Indeed, the WBCA panel selecting the 2023 list, the eighth edition of the honor, recognized Jenkins as one of 30 current coaches under the age of 30 who meet several different criteria set for it.
Among those criteria are community service involvement, mentorship and impact on others, professionalism and attitude and professional association involvement.
The former two criteria are things Jenkins is convinced come from the latter two, and they are two that she says she has worked hard to demonstrate throughout her career, harkening back to her early days while living in Gainesville.
“I think that’s been the entire foundation for my entire coaching career,” said Jenkins, who earned SEC Academic Honor Roll recognition in her senior season at Vanderbilt in 2015-16. “My first job was at the Boys and Girls Club in Gainesville as the athletic director. So I think mentorship and just being involved with the community (is important).
“For example, … we’ve gone to The Pines, (which) is a retirement community. So (the team will) go and have dinner with (the residents) and do a (question) and (answer) session with them, … (and also) have our Wildcat camps and have young kids come and be with the girls and spend time with them and build a program the Mom and Pop way.”
Such experiences, Jenkins believes, will be valuable far beyond the current recognition as she furthers her career.
While she very much looking forward to another year at Davidson, she acknowledges some ambitions further down the road.

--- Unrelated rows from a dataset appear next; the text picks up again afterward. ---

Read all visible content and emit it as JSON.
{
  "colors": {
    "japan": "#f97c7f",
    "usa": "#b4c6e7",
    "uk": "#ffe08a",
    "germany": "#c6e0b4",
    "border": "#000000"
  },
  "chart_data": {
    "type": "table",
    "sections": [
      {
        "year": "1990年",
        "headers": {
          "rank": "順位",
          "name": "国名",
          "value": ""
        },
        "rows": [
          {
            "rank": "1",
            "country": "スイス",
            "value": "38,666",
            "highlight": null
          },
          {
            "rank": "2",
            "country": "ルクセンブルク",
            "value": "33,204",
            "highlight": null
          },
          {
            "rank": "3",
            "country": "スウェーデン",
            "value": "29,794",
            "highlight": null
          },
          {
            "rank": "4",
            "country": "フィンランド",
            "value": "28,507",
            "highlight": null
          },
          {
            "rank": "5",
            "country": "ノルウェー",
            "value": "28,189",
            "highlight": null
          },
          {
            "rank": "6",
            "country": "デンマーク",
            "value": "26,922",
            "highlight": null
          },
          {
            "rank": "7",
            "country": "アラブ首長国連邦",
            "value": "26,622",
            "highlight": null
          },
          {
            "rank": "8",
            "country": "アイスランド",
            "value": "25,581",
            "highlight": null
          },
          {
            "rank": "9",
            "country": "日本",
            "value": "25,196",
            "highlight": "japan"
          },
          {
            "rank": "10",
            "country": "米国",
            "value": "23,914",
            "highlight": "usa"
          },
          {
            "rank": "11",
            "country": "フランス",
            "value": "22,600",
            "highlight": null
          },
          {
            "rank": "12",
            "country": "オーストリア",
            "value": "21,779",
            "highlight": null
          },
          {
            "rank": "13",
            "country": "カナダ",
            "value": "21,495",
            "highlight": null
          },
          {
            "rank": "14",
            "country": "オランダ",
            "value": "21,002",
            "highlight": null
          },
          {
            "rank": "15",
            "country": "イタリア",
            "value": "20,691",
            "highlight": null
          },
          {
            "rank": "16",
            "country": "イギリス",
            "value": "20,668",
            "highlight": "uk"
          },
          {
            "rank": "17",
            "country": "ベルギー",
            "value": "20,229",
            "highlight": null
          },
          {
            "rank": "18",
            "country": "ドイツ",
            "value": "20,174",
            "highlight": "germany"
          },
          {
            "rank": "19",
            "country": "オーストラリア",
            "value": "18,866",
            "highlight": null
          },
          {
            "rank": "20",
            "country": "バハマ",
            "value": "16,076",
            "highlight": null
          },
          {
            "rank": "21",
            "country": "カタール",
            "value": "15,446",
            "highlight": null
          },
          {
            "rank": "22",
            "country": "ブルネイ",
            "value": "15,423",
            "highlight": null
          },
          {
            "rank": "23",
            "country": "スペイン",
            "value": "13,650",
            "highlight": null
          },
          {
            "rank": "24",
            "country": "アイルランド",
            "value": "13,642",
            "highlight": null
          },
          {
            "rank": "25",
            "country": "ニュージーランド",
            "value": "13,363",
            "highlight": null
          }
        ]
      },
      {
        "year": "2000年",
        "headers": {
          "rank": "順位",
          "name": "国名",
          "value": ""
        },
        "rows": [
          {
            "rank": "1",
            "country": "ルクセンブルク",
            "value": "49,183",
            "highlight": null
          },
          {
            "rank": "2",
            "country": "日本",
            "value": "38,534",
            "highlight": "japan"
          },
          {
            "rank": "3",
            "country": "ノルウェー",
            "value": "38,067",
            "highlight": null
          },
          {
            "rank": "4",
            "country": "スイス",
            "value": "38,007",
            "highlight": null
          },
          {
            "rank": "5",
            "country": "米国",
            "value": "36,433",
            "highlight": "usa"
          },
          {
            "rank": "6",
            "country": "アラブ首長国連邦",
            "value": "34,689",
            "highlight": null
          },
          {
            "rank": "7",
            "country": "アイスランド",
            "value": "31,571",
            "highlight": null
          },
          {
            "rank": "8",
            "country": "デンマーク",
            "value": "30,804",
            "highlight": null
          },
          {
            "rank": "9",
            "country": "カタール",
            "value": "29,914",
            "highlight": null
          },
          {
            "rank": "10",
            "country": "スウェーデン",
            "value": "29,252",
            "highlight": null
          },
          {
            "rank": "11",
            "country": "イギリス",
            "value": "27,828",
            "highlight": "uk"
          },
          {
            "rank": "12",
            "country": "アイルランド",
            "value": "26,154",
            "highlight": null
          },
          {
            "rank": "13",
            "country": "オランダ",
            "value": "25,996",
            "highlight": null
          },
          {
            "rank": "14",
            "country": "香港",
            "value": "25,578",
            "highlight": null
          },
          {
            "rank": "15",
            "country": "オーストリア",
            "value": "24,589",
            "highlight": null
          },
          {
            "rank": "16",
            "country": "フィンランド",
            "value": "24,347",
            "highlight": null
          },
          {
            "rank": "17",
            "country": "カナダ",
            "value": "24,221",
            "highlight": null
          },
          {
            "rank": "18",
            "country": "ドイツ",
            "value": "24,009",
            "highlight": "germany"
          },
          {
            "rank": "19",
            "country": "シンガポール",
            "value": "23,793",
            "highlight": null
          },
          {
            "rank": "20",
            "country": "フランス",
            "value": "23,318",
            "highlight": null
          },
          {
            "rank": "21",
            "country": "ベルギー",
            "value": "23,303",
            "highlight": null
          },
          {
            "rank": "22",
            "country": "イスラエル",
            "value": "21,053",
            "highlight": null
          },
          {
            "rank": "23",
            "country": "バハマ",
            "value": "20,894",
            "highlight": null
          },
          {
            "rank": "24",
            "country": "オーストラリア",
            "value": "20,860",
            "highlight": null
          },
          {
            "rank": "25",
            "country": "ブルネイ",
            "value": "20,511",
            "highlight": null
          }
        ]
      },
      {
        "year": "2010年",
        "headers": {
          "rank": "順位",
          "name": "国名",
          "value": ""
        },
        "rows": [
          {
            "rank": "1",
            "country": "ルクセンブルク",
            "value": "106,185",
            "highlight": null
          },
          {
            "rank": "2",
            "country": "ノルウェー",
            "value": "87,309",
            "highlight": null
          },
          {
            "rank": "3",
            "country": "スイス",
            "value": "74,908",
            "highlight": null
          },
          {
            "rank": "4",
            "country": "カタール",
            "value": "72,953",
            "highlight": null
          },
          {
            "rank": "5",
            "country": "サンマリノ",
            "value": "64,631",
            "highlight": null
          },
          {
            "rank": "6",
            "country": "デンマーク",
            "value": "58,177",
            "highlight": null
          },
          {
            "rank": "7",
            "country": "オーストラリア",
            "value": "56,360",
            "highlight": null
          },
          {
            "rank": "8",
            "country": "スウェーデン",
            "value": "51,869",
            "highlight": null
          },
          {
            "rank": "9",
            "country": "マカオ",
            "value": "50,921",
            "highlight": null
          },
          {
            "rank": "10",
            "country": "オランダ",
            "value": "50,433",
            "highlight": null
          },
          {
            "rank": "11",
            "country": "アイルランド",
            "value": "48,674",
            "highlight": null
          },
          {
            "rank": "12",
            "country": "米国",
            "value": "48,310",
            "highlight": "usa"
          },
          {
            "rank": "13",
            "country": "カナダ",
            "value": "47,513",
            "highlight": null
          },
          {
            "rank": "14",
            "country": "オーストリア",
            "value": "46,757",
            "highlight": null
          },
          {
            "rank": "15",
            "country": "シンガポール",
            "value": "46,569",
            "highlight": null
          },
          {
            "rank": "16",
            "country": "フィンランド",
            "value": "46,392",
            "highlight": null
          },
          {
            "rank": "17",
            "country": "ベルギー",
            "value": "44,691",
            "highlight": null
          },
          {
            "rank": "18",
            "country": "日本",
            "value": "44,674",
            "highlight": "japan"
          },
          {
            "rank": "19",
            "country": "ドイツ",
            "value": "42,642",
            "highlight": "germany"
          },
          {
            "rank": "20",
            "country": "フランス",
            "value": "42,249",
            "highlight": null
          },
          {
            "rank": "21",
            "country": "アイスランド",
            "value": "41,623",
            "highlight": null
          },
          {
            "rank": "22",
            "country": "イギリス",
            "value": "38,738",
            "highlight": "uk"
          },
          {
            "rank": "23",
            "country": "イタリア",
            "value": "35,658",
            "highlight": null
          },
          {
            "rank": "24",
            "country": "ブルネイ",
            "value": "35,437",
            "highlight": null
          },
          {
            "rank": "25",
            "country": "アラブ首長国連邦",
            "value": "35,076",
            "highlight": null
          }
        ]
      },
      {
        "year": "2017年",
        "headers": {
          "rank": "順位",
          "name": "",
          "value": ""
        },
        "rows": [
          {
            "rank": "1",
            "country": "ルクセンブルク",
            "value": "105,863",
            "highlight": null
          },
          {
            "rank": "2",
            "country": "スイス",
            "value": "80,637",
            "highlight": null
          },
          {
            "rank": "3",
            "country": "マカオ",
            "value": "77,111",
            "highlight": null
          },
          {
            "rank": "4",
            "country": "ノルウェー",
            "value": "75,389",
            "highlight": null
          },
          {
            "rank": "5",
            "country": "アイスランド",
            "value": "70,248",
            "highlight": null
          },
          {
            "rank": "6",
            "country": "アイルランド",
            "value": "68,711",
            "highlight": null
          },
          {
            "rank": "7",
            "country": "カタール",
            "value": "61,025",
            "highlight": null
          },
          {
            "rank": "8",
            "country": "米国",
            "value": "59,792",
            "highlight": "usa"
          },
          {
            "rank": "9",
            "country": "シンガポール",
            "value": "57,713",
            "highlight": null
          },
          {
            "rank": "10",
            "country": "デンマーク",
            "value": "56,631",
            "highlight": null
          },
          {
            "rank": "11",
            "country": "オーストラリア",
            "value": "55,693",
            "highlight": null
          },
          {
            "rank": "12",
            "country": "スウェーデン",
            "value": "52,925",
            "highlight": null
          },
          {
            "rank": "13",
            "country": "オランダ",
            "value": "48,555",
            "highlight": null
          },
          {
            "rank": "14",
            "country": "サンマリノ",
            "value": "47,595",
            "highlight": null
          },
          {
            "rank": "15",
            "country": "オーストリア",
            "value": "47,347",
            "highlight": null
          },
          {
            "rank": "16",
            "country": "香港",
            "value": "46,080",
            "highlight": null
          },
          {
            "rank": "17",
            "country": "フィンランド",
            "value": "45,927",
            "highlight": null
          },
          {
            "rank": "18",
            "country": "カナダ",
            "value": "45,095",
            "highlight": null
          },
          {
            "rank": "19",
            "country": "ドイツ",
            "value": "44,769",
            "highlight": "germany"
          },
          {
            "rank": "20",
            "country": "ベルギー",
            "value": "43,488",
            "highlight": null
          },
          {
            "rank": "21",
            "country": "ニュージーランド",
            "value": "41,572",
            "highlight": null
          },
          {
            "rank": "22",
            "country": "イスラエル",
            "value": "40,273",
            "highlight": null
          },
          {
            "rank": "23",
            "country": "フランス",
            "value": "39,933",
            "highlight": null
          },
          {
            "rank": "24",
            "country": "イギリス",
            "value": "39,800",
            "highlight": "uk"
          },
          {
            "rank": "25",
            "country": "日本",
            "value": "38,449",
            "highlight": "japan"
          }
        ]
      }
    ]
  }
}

“Though it is early in my career, I do have aspirations to be a head coach someday,” Jenkins said. “I feel very passionate about (coaching). Some of the best people in my life have been coaches, and I feel like coaches have the ability to kind of change lives.
“I’m also happy where I’m at (at Davidson). Like I said, I’m in my third year now, and it’s been kind of fun just building stability and continuity with the people that you’re working with and even the athletes that you’re working with.”